TRANSFERABILITY OF MEMBER’S INTEREST.
(a) The provisions
of this [act] relating to the transferability of a member’s interest are
subject to [reference to Uniform Commercial Code].
(b) Unless the
organic rules otherwise provide, a member’s interest other than financial
rights is not transferable.
(c) Unless a
transfer is restricted or prohibited by the organic rules, a member may
transfer its financial rights in the limited cooperative association.
(d) The terms of
any restriction on transferability of financial rights must be:
(1)
set forth in the organic rules and the member records of the
association; and
(2)
conspicuously noted on any certificates evidencing a member’s interest.
(e) A transferee
of a member’s financial rights, to the extent the rights are transferred, has
the right to share in the allocation of profits or losses and to receive the
distributions to the member transferring the interest to the same extent as the
transferring member.
(f) A transferee
of a member’s financial rights does not become a member upon transfer of the
rights unless the transferee is admitted as a member by the limited cooperative
association.
(g) A limited
cooperative association need not give effect to a transfer under this section
until the association has notice of the transfer.
(h) A transfer of
a member’s financial rights in violation of a restriction on transfer contained
in the organic rules is ineffective as to a person having notice of the
restriction at the time of transfer.
(i) A limited
cooperative association may not issue a certificate evidencing financial rights
in bearer form.
SECTION 1211.
ADMINISTRATIVE DISSOLUTION.
(a) The [Secretary
of State] may dissolve a limited cooperative association administratively if
the association does not:
(1)
pay, not later than 60 days after the due date, any fee, tax, or penalty
due to the [Secretary of State] under this [act] [or other law]; or
(2)
deliver not later than 60 days after the due date its annual report to
the [Secretary of State].
(b) If the
[Secretary of State] determines that a ground exists for dissolving a limited
cooperative association administratively, the [Secretary of State] shall file a
record of the determination and serve the association with a copy of the
record.
(c) If, not later
than 60 days after service of a copy of the [Secretary of State’s]

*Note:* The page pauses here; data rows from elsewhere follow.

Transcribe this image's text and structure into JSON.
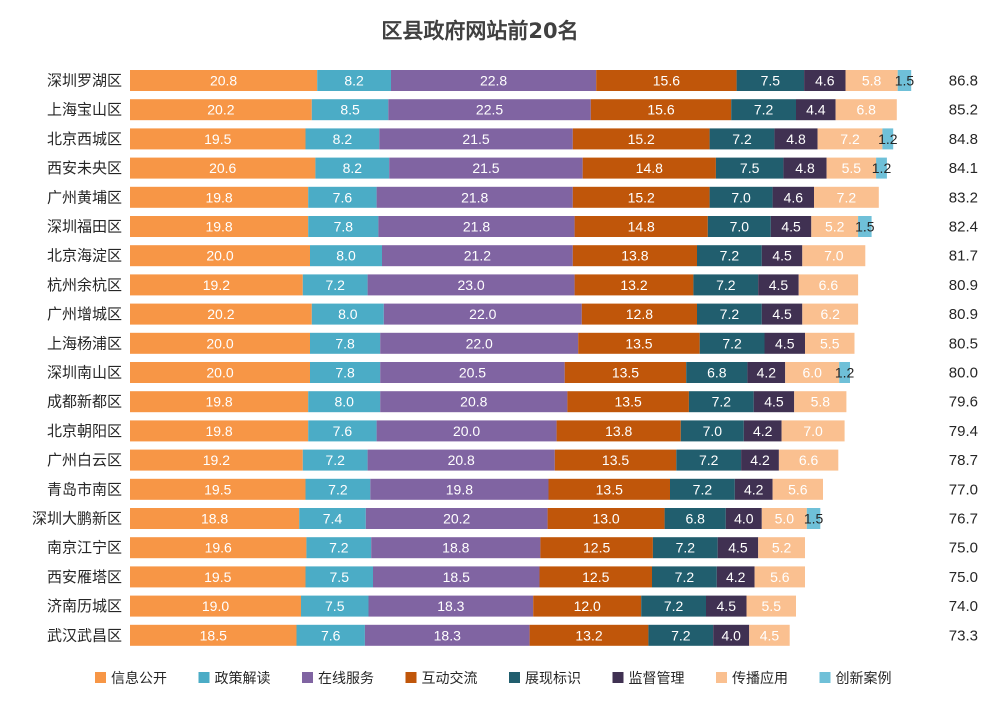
{
  "chart_data": {
    "type": "bar",
    "orientation": "horizontal",
    "stacked": true,
    "title": "区县政府网站前20名",
    "categories": [
      "深圳罗湖区",
      "上海宝山区",
      "北京西城区",
      "西安未央区",
      "广州黄埔区",
      "深圳福田区",
      "北京海淀区",
      "杭州余杭区",
      "广州增城区",
      "上海杨浦区",
      "深圳南山区",
      "成都新都区",
      "北京朝阳区",
      "广州白云区",
      "青岛市南区",
      "深圳大鹏新区",
      "南京江宁区",
      "西安雁塔区",
      "济南历城区",
      "武汉武昌区"
    ],
    "totals": [
      "86.8",
      "85.2",
      "84.8",
      "84.1",
      "83.2",
      "82.4",
      "81.7",
      "80.9",
      "80.9",
      "80.5",
      "80.0",
      "79.6",
      "79.4",
      "78.7",
      "77.0",
      "76.7",
      "75.0",
      "75.0",
      "74.0",
      "73.3"
    ],
    "series": [
      {
        "name": "信息公开",
        "color": "#F79646",
        "values": [
          20.8,
          20.2,
          19.5,
          20.6,
          19.8,
          19.8,
          20.0,
          19.2,
          20.2,
          20.0,
          20.0,
          19.8,
          19.8,
          19.2,
          19.5,
          18.8,
          19.6,
          19.5,
          19.0,
          18.5
        ]
      },
      {
        "name": "政策解读",
        "color": "#4BACC6",
        "values": [
          8.2,
          8.5,
          8.2,
          8.2,
          7.6,
          7.8,
          8.0,
          7.2,
          8.0,
          7.8,
          7.8,
          8.0,
          7.6,
          7.2,
          7.2,
          7.4,
          7.2,
          7.5,
          7.5,
          7.6
        ]
      },
      {
        "name": "在线服务",
        "color": "#8064A2",
        "values": [
          22.8,
          22.5,
          21.5,
          21.5,
          21.8,
          21.8,
          21.2,
          23.0,
          22.0,
          22.0,
          20.5,
          20.8,
          20.0,
          20.8,
          19.8,
          20.2,
          18.8,
          18.5,
          18.3,
          18.3
        ]
      },
      {
        "name": "互动交流",
        "color": "#C0560A",
        "values": [
          15.6,
          15.6,
          15.2,
          14.8,
          15.2,
          14.8,
          13.8,
          13.2,
          12.8,
          13.5,
          13.5,
          13.5,
          13.8,
          13.5,
          13.5,
          13.0,
          12.5,
          12.5,
          12.0,
          13.2
        ]
      },
      {
        "name": "展现标识",
        "color": "#215E6E",
        "values": [
          7.5,
          7.2,
          7.2,
          7.5,
          7.0,
          7.0,
          7.2,
          7.2,
          7.2,
          7.2,
          6.8,
          7.2,
          7.0,
          7.2,
          7.2,
          6.8,
          7.2,
          7.2,
          7.2,
          7.2
        ]
      },
      {
        "name": "监督管理",
        "color": "#403152",
        "values": [
          4.6,
          4.4,
          4.8,
          4.8,
          4.6,
          4.5,
          4.5,
          4.5,
          4.5,
          4.5,
          4.2,
          4.5,
          4.2,
          4.2,
          4.2,
          4.0,
          4.5,
          4.2,
          4.5,
          4.0
        ]
      },
      {
        "name": "传播应用",
        "color": "#FAC090",
        "values": [
          5.8,
          6.8,
          7.2,
          5.5,
          7.2,
          5.2,
          7.0,
          6.6,
          6.2,
          5.5,
          6.0,
          5.8,
          7.0,
          6.6,
          5.6,
          5.0,
          5.2,
          5.6,
          5.5,
          4.5
        ]
      },
      {
        "name": "创新案例",
        "color": "#6FC0D8",
        "values": [
          1.5,
          null,
          1.2,
          1.2,
          null,
          1.5,
          null,
          null,
          null,
          null,
          1.2,
          null,
          null,
          null,
          null,
          1.5,
          null,
          null,
          null,
          null
        ]
      }
    ],
    "label_format": "one_decimal",
    "dark_label_series": [
      "创新案例"
    ],
    "xlim": [
      0,
      100
    ],
    "grid": false,
    "legend_position": "bottom"
  }
}
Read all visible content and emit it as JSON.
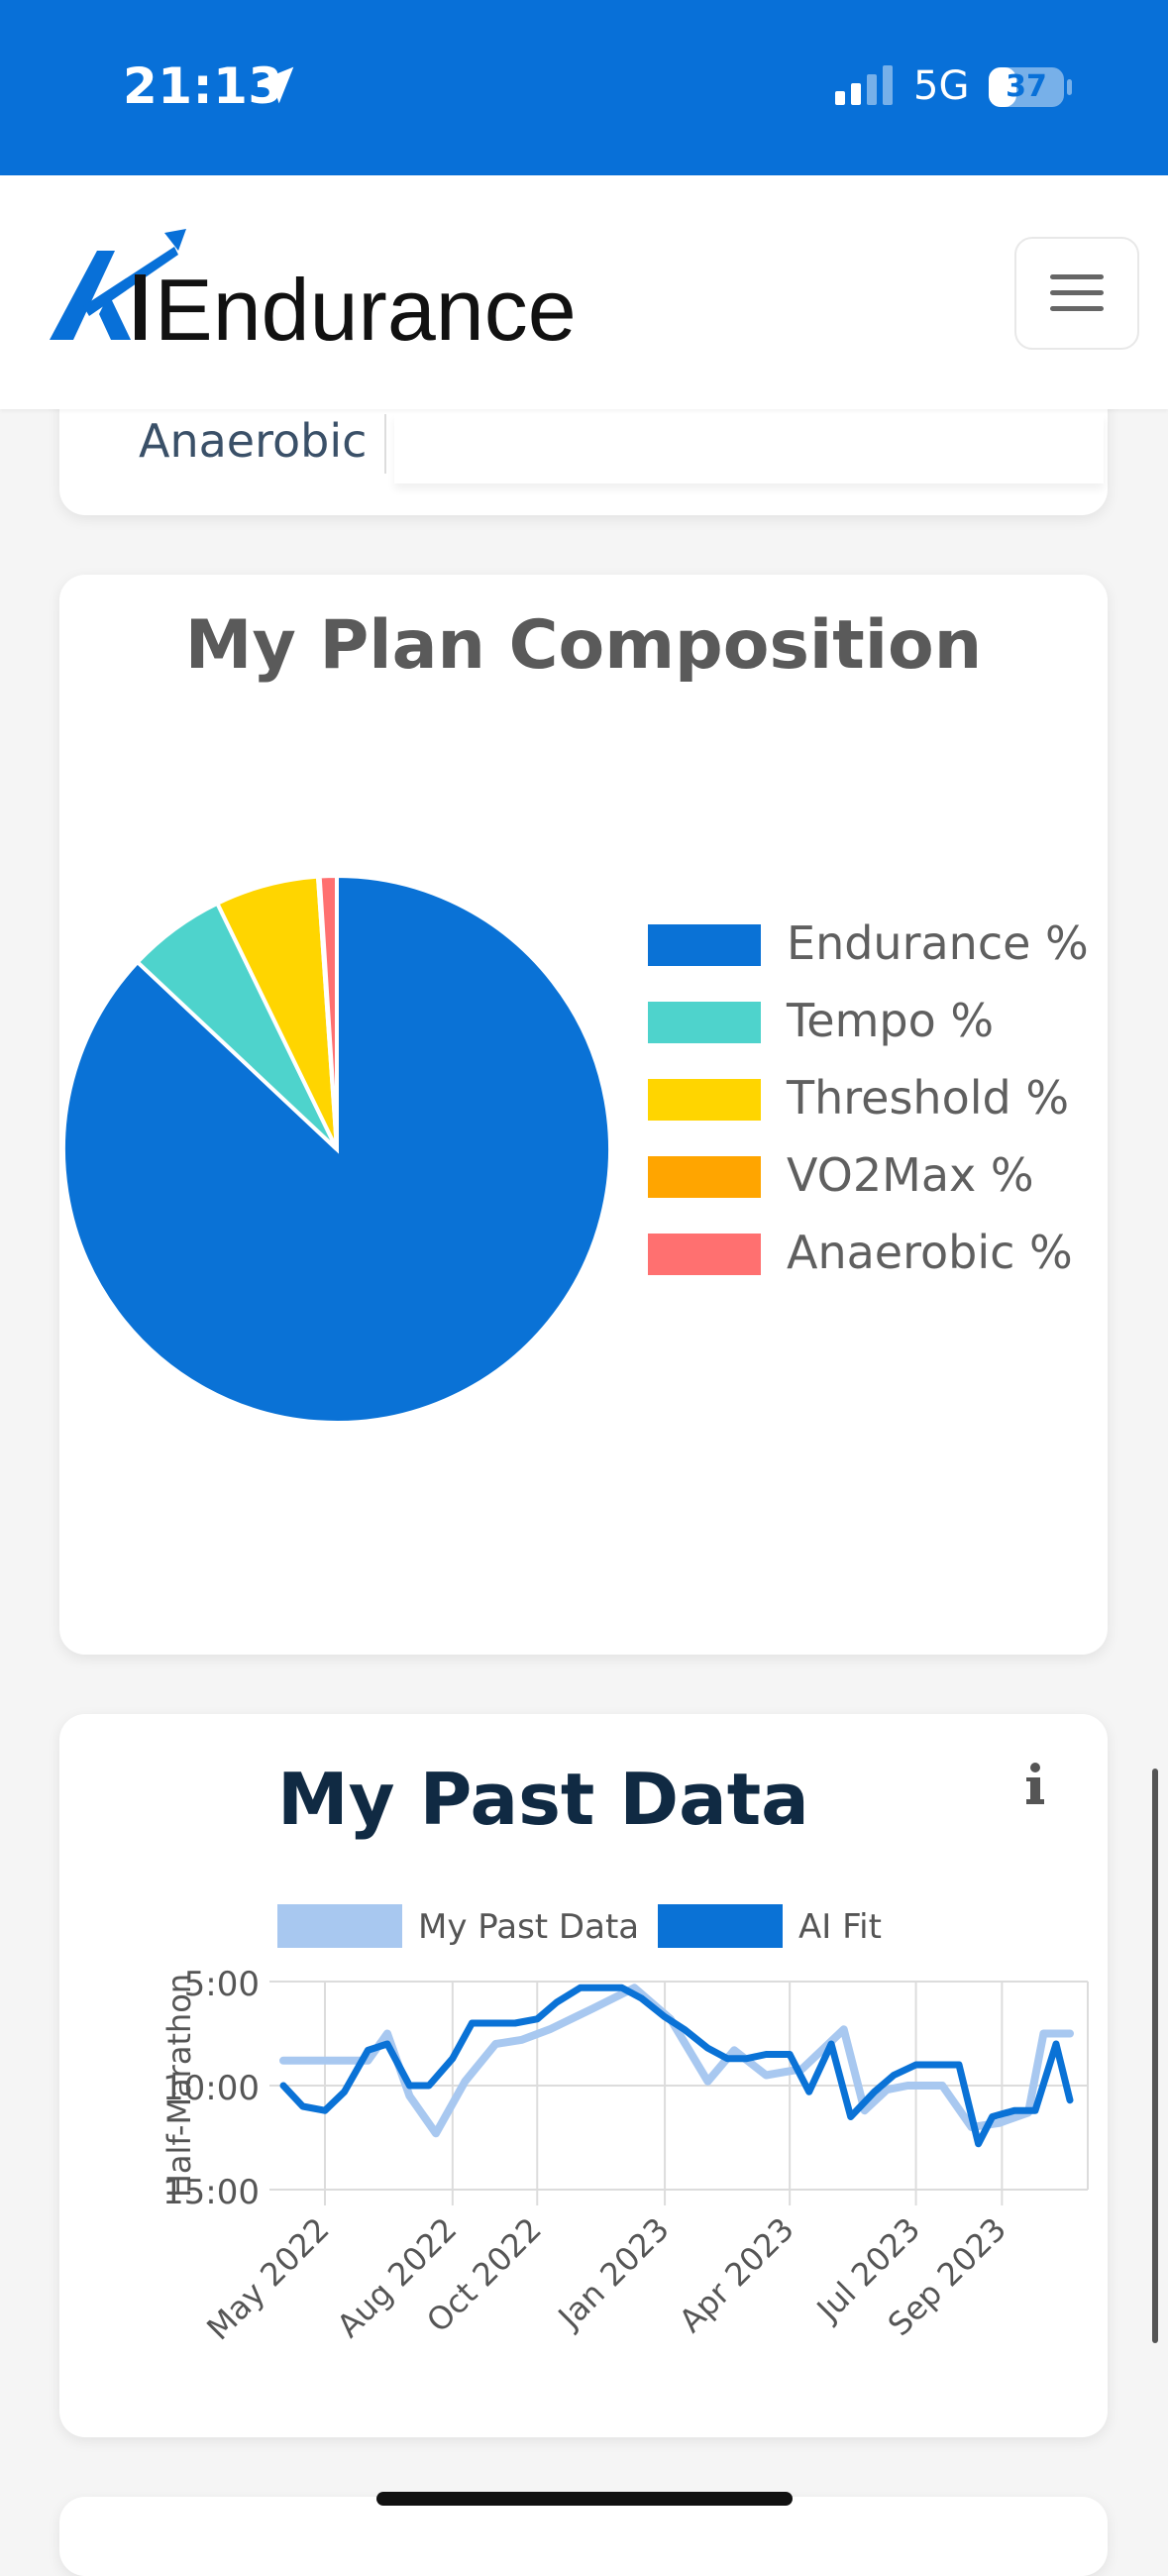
{
  "status_bar": {
    "time": "21:13",
    "network": "5G",
    "battery": "37",
    "battery_level": 0.37,
    "icons": [
      "location-arrow-icon",
      "signal-icon",
      "battery-icon"
    ]
  },
  "navbar": {
    "logo_text": "AIEndurance",
    "menu_icon": "hamburger-icon"
  },
  "previous_card": {
    "label": "Anaerobic"
  },
  "plan_composition": {
    "title": "My Plan Composition",
    "chart_data": {
      "type": "pie",
      "categories": [
        "Endurance %",
        "Tempo %",
        "Threshold %",
        "VO2Max %",
        "Anaerobic %"
      ],
      "values": [
        87,
        5.8,
        6.1,
        0.1,
        1.0
      ],
      "colors": [
        "#0a72d6",
        "#4ed3cc",
        "#ffd500",
        "#ffa500",
        "#ff7070"
      ],
      "legend_position": "right"
    }
  },
  "past_data": {
    "title": "My Past Data",
    "info_icon": "info-icon",
    "chart_data": {
      "type": "line",
      "ylabel": "Half-Marathon",
      "y_ticks": [
        "5:00",
        "10:00",
        "15:00"
      ],
      "ylim_minutes": [
        5,
        15
      ],
      "y_reversed": true,
      "x_ticks": [
        "May 2022",
        "Aug 2022",
        "Oct 2022",
        "Jan 2023",
        "Apr 2023",
        "Jul 2023",
        "Sep 2023"
      ],
      "x_tick_dates": [
        "2022-05-01",
        "2022-08-01",
        "2022-10-01",
        "2023-01-01",
        "2023-04-01",
        "2023-07-01",
        "2023-09-01"
      ],
      "xlim": [
        "2022-04-01",
        "2023-10-20"
      ],
      "legend": "top",
      "grid": true,
      "series": [
        {
          "name": "My Past Data",
          "color": "#a8c8f0",
          "x": [
            "2022-04-01",
            "2022-05-01",
            "2022-06-01",
            "2022-06-15",
            "2022-07-01",
            "2022-07-20",
            "2022-08-10",
            "2022-09-01",
            "2022-09-20",
            "2022-10-10",
            "2022-11-10",
            "2022-12-10",
            "2023-01-05",
            "2023-02-01",
            "2023-02-20",
            "2023-03-15",
            "2023-04-10",
            "2023-05-10",
            "2023-05-25",
            "2023-06-10",
            "2023-06-25",
            "2023-07-20",
            "2023-08-10",
            "2023-08-30",
            "2023-09-20",
            "2023-10-01",
            "2023-10-20"
          ],
          "values": [
            8.8,
            8.8,
            8.8,
            7.5,
            10.5,
            12.3,
            9.8,
            8.0,
            7.8,
            7.3,
            6.3,
            5.3,
            6.8,
            9.8,
            8.3,
            9.5,
            9.2,
            7.3,
            11.2,
            10.2,
            10.0,
            10.0,
            12.0,
            11.8,
            11.3,
            7.5,
            7.5
          ]
        },
        {
          "name": "AI Fit",
          "color": "#0a72d6",
          "x": [
            "2022-04-01",
            "2022-04-15",
            "2022-05-01",
            "2022-05-15",
            "2022-06-01",
            "2022-06-15",
            "2022-07-01",
            "2022-07-15",
            "2022-08-01",
            "2022-08-15",
            "2022-09-01",
            "2022-09-15",
            "2022-10-01",
            "2022-10-15",
            "2022-11-01",
            "2022-11-15",
            "2022-12-01",
            "2022-12-15",
            "2023-01-01",
            "2023-01-15",
            "2023-02-01",
            "2023-02-15",
            "2023-03-01",
            "2023-03-15",
            "2023-04-01",
            "2023-04-15",
            "2023-05-01",
            "2023-05-15",
            "2023-06-01",
            "2023-06-15",
            "2023-07-01",
            "2023-07-15",
            "2023-08-01",
            "2023-08-15",
            "2023-08-25",
            "2023-09-10",
            "2023-09-25",
            "2023-10-10",
            "2023-10-20"
          ],
          "values": [
            10.0,
            11.0,
            11.2,
            10.3,
            8.3,
            8.0,
            10.0,
            10.0,
            8.7,
            7.0,
            7.0,
            7.0,
            6.8,
            6.0,
            5.3,
            5.3,
            5.3,
            5.8,
            6.7,
            7.3,
            8.2,
            8.7,
            8.7,
            8.5,
            8.5,
            10.3,
            8.0,
            11.5,
            10.3,
            9.5,
            9.0,
            9.0,
            9.0,
            12.8,
            11.5,
            11.2,
            11.2,
            8.0,
            10.7
          ]
        }
      ]
    }
  }
}
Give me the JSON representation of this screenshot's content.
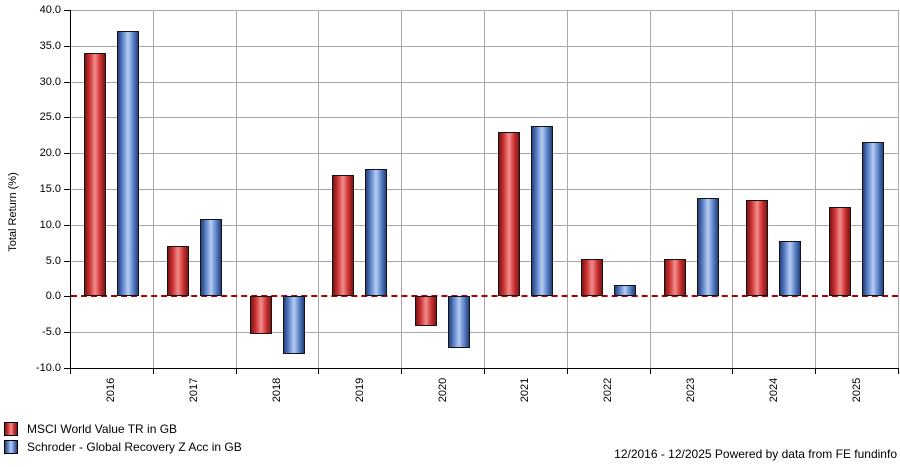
{
  "chart_data": {
    "type": "bar",
    "title": "",
    "xlabel": "",
    "ylabel": "Total Return (%)",
    "ylim": [
      -10,
      40
    ],
    "y_tick_step": 5,
    "y_tick_labels": [
      "40.0",
      "35.0",
      "30.0",
      "25.0",
      "20.0",
      "15.0",
      "10.0",
      "5.0",
      "0.0",
      "-5.0",
      "-10.0"
    ],
    "categories": [
      "2016",
      "2017",
      "2018",
      "2019",
      "2020",
      "2021",
      "2022",
      "2023",
      "2024",
      "2025"
    ],
    "series": [
      {
        "id": "msci-world-value",
        "name": "MSCI World Value TR in GB",
        "color": "#cc3333",
        "values": [
          34.0,
          7.0,
          -5.2,
          17.0,
          -4.1,
          23.0,
          5.2,
          5.2,
          13.4,
          12.5
        ]
      },
      {
        "id": "schroder-global-recovery",
        "name": "Schroder - Global Recovery Z Acc in GB",
        "color": "#5b82c8",
        "values": [
          37.0,
          10.8,
          -8.0,
          17.8,
          -7.2,
          23.8,
          1.6,
          13.7,
          7.7,
          21.5
        ]
      }
    ],
    "grid": true,
    "legend_position": "bottom-left",
    "zero_line": {
      "style": "dashed",
      "color": "#aa0000"
    }
  },
  "footer": {
    "text": "12/2016 - 12/2025 Powered by data from FE fundinfo"
  }
}
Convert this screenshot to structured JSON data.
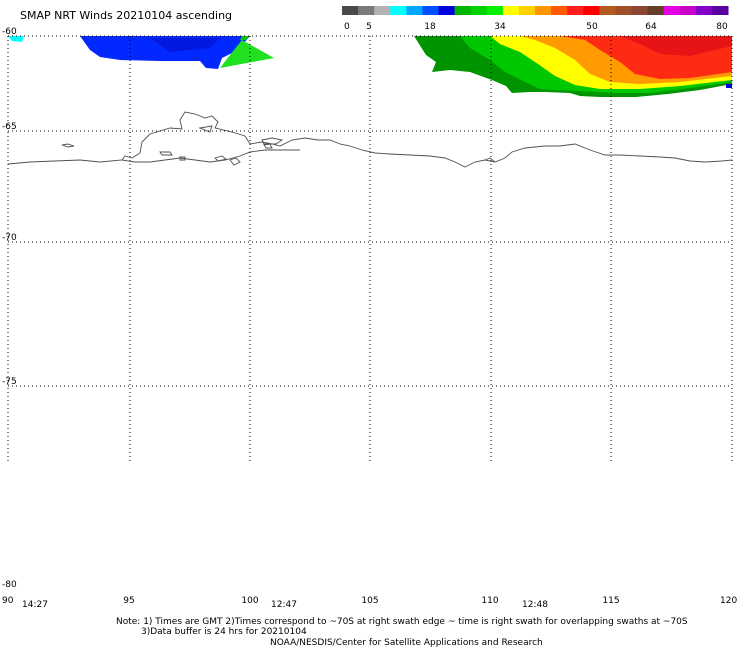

determination under subsection (b), the association does not correct each
ground for dissolution or demonstrate to the satisfaction of the [Secretary of
State] that each uncorrected ground determined by the [Secretary of State] does
not exist, the [Secretary of State] shall dissolve the association
administratively by preparing and filing a declaration of dissolution which
states the grounds for dissolution. The
[Secretary of State] shall serve the association with a copy of the
declaration.
(d) A limited
cooperative association that has been dissolved administratively continues its
existence only for purposes of winding up its activities.
(e) The
administrative dissolution of a limited cooperative association does not
terminate the authority of its agent for service of process or relieve it of
the obligation to comply with Section 114(d) or (e).